*Dudsadee Leenawarat1, Siraporn Tong-u-dom2, Anukul Buranapratheprat3, Joji Ishizaka4
(1.GSES, Nagoya Univ., 2.CMES, Ehime Univ., 3.Burapha Univ., 4.ISEE, Nagoya Univ.)
Keywords:Chlorophyll-a, Phytoplankton, Gulf of Thailand, Physical-biogeochemical model
The dynamics of the marine ecosystem in the Gulf of Thailand were investigated using a 3-dimensional physical model, the Princeton Ocean Model (POM), coupled with a Nutrients-Phytoplankton-Zooplankton-Detritus (NPZD) model. The monthly climatological data of wind, net heat flux, river discharge, and nutrient climatological fields from the World Ocean Atlas 2018 were used as major forcing parameters. The simulated both spatial and temporal variations of the surface chlorophyll-a (chl-a) was compared with MODIS chl-a data. The simulated chl-a shows a similar pattern with satellite data. During the northeast and southwest monsoons (winter and rainy seasons), chl-a is generally high throughout the area, especially in the upper Gulf of Thailand and near Ca Mau Cape, Vietnam. Chl-a decreases during non-monsoon (summer season), especially in the offshore area.

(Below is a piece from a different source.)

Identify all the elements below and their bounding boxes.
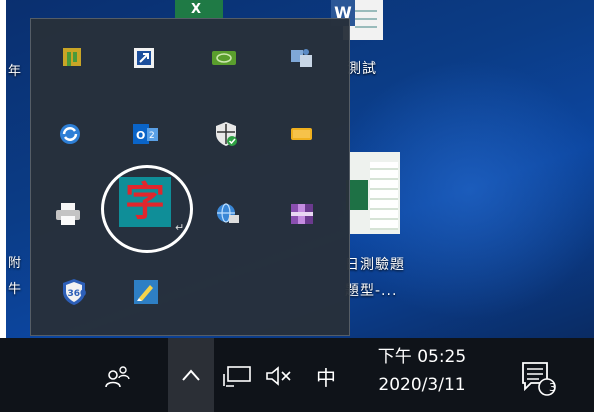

The Empirical Orthogonal Function (EOF) analysis emphasizes the different variations of chl-a between the coastal and offshore areas by explaining 42% of the total variance in the first mode. The EOF result suggests that different mechanisms may contribute to phytoplankton variation in the coastal and offshore areas. In offshore area, phytoplankton may respond to water column conditions. Water stratification/mixing is created by strong/low surface heating and weak/strong wind during summer/winter resulting in low/high chl-a concentrations. Net heat flux and wind are important factors that control phytoplankton variation in offshore area. Meanwhile, chl-a in the coastal area may relate to nutrient loading and ocean circulation that transport nutrients from the river to the surrounding area. Further investigation of phytoplankton-physical process interaction will be conducted.